Uni-DAD: Unified Distillation and Adaptation of Diffusion Models for Few-step Few-shot Image Generation
Summary: arXiv:2511.18281v3 Announce Type: replace-cross
Abstract
Diffusion models (DMs) have gained significant attention in the realm of image generation due to their ability to produce high-quality outputs. However, the process of sampling images from these models becomes increasingly costly when attempting to adapt them to new domains. While distilled DMs offer a solution by speeding up generation, they often remain limited to the domain of their teacher model. Consequently, achieving fast and high-quality image generation in novel domains typically involves complex two-stage pipelines that either adapt before distillation or vice versa. Unfortunately, these approaches can lead to design complications and often result in a decrease in image quality or diversity.
Introduction of Uni-DAD
To address these issues, we introduce Uni-DAD, a groundbreaking single-stage pipeline that seamlessly integrates DM distillation and adaptation. This innovative approach combines two essential training signals:
- Dual-domain distribution-matching distillation (DMD) objective: This component guides the student model to learn distributions from both the source teacher and a target teacher, ensuring that the generated images maintain fidelity to both domains.
- Multi-head generative adversarial network (GAN) loss: This loss function promotes realism in the generated images across various feature scales, enhancing the overall quality of the output.
Advantages of Uni-DAD
The design of Uni-DAD brings forth several advantages:
- Preservation of diverse source knowledge: By incorporating source domain distillation, Uni-DAD retains a rich variety of knowledge from the source teacher.
- Stabilized training and reduced overfitting: The multi-head GAN architecture aids in stabilizing the training process, particularly in few-shot scenarios where data is limited.
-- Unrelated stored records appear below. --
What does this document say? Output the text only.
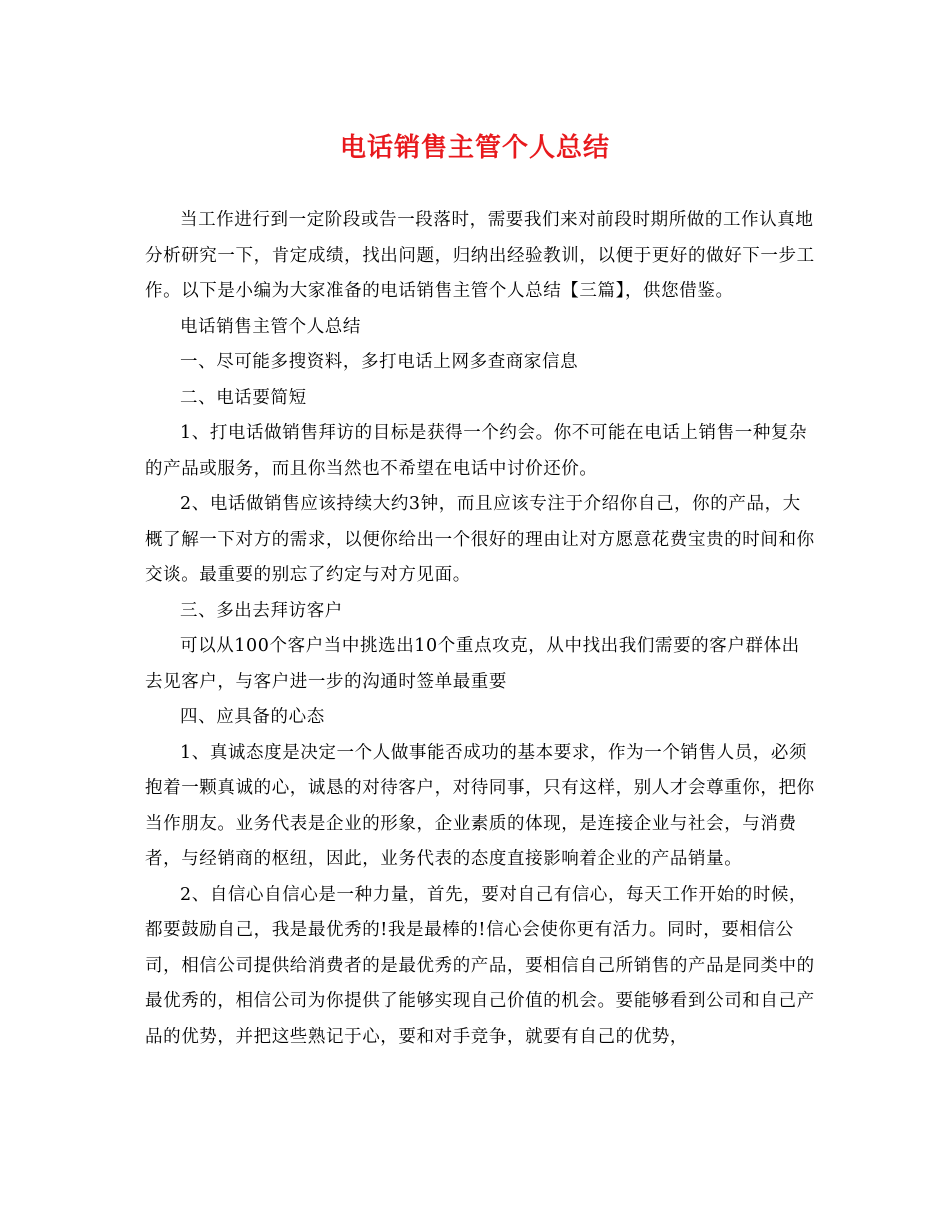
电话销售主管个人总结

当工作进行到一定阶段或告一段落时，需要我们来对前段时期所做的工作认真地分析研究一下，肯定成绩，找出问题，归纳出经验教训，以便于更好的做好下一步工作。以下是小编为大家准备的电话销售主管个人总结【三篇】，供您借鉴。

电话销售主管个人总结

一、尽可能多搜资料，多打电话上网多查商家信息

二、电话要简短

1、打电话做销售拜访的目标是获得一个约会。你不可能在电话上销售一种复杂的产品或服务，而且你当然也不希望在电话中讨价还价。

2、电话做销售应该持续大约3钟，而且应该专注于介绍你自己，你的产品，大概了解一下对方的需求，以便你给出一个很好的理由让对方愿意花费宝贵的时间和你交谈。最重要的别忘了约定与对方见面。

三、多出去拜访客户

可以从100个客户当中挑选出10个重点攻克，从中找出我们需要的客户群体出去见客户，与客户进一步的沟通时签单最重要

四、应具备的心态

1、真诚态度是决定一个人做事能否成功的基本要求，作为一个销售人员，必须抱着一颗真诚的心，诚恳的对待客户，对待同事，只有这样，别人才会尊重你，把你当作朋友。业务代表是企业的形象，企业素质的体现，是连接企业与社会，与消费者，与经销商的枢纽，因此，业务代表的态度直接影响着企业的产品销量。

2、自信心自信心是一种力量，首先，要对自己有信心，每天工作开始的时候，都要鼓励自己，我是最优秀的!我是最棒的!信心会使你更有活力。同时，要相信公司，相信公司提供给消费者的是最优秀的产品，要相信自己所销售的产品是同类中的最优秀的，相信公司为你提供了能够实现自己价值的机会。要能够看到公司和自己产品的优势，并把这些熟记于心，要和对手竞争，就要有自己的优势，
- Adaptation to structurally distant domains: The inclusion of a target teacher allows for effective adaptation to domains that differ significantly in structure from the source.
Evaluation and Results
We conducted extensive evaluations of Uni-DAD on two comprehensive benchmarks focusing on few-shot image generation (FSIG) and subject-driven personalization (SDP) using diffusion backbones. Our findings reveal that Uni-DAD not only meets but often exceeds the quality of existing state-of-the-art (SoTA) adaptation methods, even with as few as four sampling steps. In many instances, Uni-DAD also outperformed traditional two-stage pipelines in terms of both quality and diversity of the generated images.
Conclusion
In conclusion, Uni-DAD represents a significant advancement in the field of image generation, effectively merging the processes of distillation and adaptation into a single, efficient pipeline. This innovation holds promise for future applications in various domains, enhancing the capabilities of diffusion models in generating high-quality images rapidly and accurately.
Code Availability
For further exploration and implementation, the code for Uni-DAD is available at GitHub.